I knew Mark was in love with me. I knew he was attracted to me. I knew I loved him and was attracted to him. I knew I was alone and had the whole night ahead of me. I knew if he came over that night, we'd make love. And I desperately wanted to. I wanted him like I wanted to gasp for air after being tumbled underwater in the ocean. He knew it too, and tried hard to convince himself, to convince me, that he should stay away. After all, I had a boyfriend. But I asked him to come, begged him to come, and he came.
It was a winter night and we took a walk in the snow, our breath hanging in the crisp, clear, moonlit air, as we postponed the inevitable. When we came back to my place, on the sofa, kissing, I whispered, "I'm yours." I got up to get the lights, a condom, and I turned across the darkened room to see his silhouette against the window, dark skin darker than the winter sky. I watched the way his body moved undressing: movements I've seen a hundred times since, movements I watched again this morning as he got ready for work. I was in awe of his beauty. And he of mine.
His eyes opened wide when he saw me for the first time, wider still when he touched me, and I heard his sharp intake of breath. I felt like the most beautiful woman in the world. I felt like I was giving him a great gift and that my body, my sexuality, my femininity, my whole self -- not just body, but mind and soul -- were wholly accepted, treasured, cherished and loved. I was special. We were special. This was True Love.
We never made it to the bedroom, but lay twined together on the living room floor until dawn crept in soft through the windows.
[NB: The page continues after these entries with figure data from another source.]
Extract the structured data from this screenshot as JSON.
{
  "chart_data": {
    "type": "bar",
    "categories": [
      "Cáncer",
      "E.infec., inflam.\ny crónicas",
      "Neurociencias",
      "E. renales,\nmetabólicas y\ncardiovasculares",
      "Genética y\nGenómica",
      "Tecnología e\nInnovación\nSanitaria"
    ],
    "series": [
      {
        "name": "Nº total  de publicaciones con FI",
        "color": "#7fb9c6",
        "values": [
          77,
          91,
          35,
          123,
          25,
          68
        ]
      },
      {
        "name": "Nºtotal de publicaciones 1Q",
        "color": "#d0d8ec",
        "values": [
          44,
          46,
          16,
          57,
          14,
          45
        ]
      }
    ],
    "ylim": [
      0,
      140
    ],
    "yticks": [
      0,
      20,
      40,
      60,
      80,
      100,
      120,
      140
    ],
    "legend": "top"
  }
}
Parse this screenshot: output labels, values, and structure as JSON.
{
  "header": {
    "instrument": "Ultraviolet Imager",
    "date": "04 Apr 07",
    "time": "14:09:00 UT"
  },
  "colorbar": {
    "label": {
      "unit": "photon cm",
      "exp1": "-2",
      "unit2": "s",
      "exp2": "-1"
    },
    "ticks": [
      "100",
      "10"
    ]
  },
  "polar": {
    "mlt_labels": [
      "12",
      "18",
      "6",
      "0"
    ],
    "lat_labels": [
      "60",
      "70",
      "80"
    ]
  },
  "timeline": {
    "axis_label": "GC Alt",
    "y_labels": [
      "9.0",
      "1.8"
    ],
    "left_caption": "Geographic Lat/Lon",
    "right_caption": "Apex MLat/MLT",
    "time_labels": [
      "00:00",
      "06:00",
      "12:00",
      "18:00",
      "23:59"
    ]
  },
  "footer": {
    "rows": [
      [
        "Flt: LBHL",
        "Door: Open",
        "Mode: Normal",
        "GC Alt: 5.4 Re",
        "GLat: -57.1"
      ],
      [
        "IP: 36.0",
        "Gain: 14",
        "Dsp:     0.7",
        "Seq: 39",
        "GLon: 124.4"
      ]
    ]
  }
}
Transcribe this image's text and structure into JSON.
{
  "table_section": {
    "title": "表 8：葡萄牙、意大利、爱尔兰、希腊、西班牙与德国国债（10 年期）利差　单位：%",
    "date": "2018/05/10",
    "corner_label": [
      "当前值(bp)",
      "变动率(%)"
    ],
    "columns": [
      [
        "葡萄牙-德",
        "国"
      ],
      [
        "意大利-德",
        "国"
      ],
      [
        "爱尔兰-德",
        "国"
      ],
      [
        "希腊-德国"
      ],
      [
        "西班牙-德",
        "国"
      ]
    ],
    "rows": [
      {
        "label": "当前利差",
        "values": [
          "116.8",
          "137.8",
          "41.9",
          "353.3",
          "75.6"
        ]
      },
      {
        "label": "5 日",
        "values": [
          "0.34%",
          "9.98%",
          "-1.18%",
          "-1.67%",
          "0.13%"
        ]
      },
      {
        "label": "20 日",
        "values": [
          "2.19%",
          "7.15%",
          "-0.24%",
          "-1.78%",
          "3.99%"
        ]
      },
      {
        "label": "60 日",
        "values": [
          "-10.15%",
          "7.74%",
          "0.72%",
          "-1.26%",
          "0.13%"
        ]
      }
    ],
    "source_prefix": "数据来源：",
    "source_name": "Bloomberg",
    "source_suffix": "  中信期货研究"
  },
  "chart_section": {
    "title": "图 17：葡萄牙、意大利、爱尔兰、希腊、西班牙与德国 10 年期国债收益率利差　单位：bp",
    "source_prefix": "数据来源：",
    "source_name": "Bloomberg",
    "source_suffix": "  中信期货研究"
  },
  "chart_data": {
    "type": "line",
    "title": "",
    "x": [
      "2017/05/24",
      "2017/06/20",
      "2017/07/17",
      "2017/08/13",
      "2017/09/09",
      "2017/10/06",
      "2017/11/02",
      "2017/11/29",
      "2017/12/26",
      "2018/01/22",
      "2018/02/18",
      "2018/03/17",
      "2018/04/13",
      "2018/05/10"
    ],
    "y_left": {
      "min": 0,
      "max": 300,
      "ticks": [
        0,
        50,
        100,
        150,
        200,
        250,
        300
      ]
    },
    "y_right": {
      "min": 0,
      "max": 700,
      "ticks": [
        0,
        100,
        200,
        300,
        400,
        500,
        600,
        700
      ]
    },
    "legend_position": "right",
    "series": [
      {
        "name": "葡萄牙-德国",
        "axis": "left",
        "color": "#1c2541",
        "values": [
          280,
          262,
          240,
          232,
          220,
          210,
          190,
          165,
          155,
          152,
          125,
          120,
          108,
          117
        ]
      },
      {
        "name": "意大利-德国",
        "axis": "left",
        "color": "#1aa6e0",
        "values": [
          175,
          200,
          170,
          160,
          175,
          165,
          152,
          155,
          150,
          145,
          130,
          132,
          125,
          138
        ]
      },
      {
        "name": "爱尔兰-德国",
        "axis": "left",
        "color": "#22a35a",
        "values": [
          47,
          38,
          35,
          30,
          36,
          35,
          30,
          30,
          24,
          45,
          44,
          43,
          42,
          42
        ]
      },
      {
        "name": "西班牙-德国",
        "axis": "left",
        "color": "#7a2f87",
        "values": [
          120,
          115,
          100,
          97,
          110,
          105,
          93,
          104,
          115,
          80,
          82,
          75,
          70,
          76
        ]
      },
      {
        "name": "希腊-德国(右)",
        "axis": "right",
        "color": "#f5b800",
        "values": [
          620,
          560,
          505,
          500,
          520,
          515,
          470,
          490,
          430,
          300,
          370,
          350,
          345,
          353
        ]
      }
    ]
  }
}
And for days afterwards, I could smell the deep musky smell of him on my hands and body, lingering with me, no matter how many times I washed, as if he were ingrained in me, still telling me he loved me.
Overlaid on this picture is what I know now: that he had never been faithful to his previous girlfriend; that the flings he was telling me about, casting in the distant past, were happening as he and I were flirting, falling in love, moving toward a sexual relationship; that he didn't struggle to stay away from me that night because of my boyfriend, but because he'd only just completed treatment for a sexual transmitted disease he picked up during a one night stand with a woman whose name he didn't quite remember and he wasn't yet sure he was disease free; that other women since then have seen the same movements and the same silhouette and maybe even thought they were my husband's True Love too.
There was a time when that overlay, that horrible ghost image, was all I could see; it blotted out the original for a time. It's still there now -- giving me a fuller, rougher picture than the soft blurred edges of my early twenties -- but the new lines don't cut anymore; they just are. And my husband -- older, more familiar, less romanticized, more real than that first night -- is still just as beautiful to me silhouetted against our window today as he was nearly twenty years ago.